Dylan's Portrait laid bare

Ray Purvis

Bob Dylan
Another Self Portrait (1969-1971):
The Bootleg Series Vol. 10

Columbia/Legacy

When Self Portrait was released in 1970 it triggered a firestorm of anger from Bob Dylan’s legions of fans. Of the double album’s 24 pieces of music only eight were credited to Dylan — the rest comprised schmaltzy versions of chestnuts such as Blue Moon and covers of Everly Brothers, Gordon Lightfoot and Simon and Garfunkel songs.

The Minnesota minstrel later admitted in his memoir, Chronicles, that it was a deliberately bad album, apparently created to distance himself from a fanatical public who regarded him as “the prince of protest”.

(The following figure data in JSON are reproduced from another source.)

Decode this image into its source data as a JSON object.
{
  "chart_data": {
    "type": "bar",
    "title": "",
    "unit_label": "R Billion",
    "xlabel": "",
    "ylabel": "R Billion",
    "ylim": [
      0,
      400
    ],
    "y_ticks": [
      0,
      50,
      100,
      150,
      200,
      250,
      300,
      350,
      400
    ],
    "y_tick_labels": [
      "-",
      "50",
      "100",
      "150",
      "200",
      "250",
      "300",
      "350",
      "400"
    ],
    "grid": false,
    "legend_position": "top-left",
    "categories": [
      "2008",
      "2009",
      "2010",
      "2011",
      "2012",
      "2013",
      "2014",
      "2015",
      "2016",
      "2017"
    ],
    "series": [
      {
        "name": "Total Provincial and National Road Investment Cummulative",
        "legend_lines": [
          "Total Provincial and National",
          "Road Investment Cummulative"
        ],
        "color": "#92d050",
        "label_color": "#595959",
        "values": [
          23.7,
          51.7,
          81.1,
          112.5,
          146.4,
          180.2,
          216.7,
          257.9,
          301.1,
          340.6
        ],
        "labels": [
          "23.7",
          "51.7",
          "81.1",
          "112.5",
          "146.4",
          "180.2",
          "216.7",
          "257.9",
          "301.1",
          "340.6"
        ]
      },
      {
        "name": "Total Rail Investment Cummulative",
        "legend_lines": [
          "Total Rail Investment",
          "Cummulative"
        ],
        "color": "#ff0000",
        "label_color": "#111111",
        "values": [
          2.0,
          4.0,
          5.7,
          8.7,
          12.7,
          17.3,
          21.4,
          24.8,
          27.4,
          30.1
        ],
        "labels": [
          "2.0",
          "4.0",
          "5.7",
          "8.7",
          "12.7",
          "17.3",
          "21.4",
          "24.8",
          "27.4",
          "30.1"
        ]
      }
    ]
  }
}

Keeping in the spirit of the excellent and revelatory Bootleg Series, Another Self Portrait looks at his transitional period, encompassing off-cuts found a couple of years ago in Columbia’s vaults from sessions for Nashville Skyline, Self Portrait, New Morning and from the 1969 Isle of Wight concert with the Band. The material gives you an idea what Self Portrait could have sounded like without all the studio tinkering and overdubs.

Dylan is in magnificent form, as well as numerous different voices, skipping through such folk-story songs as Pretty Saro, House Carpenter; Basement Tapes-era cuts When I Paint My Masterpiece and Minstrel Boy; the Nashville Skyline period Country Pie and I Threw It All Away; and New Morning outtakes Working On A Guru (with George Harrison) and If Not For You.

This is a treasure-trove of material that will cause you to reassess what have long been considered the fallow years in which Dylan lost his way.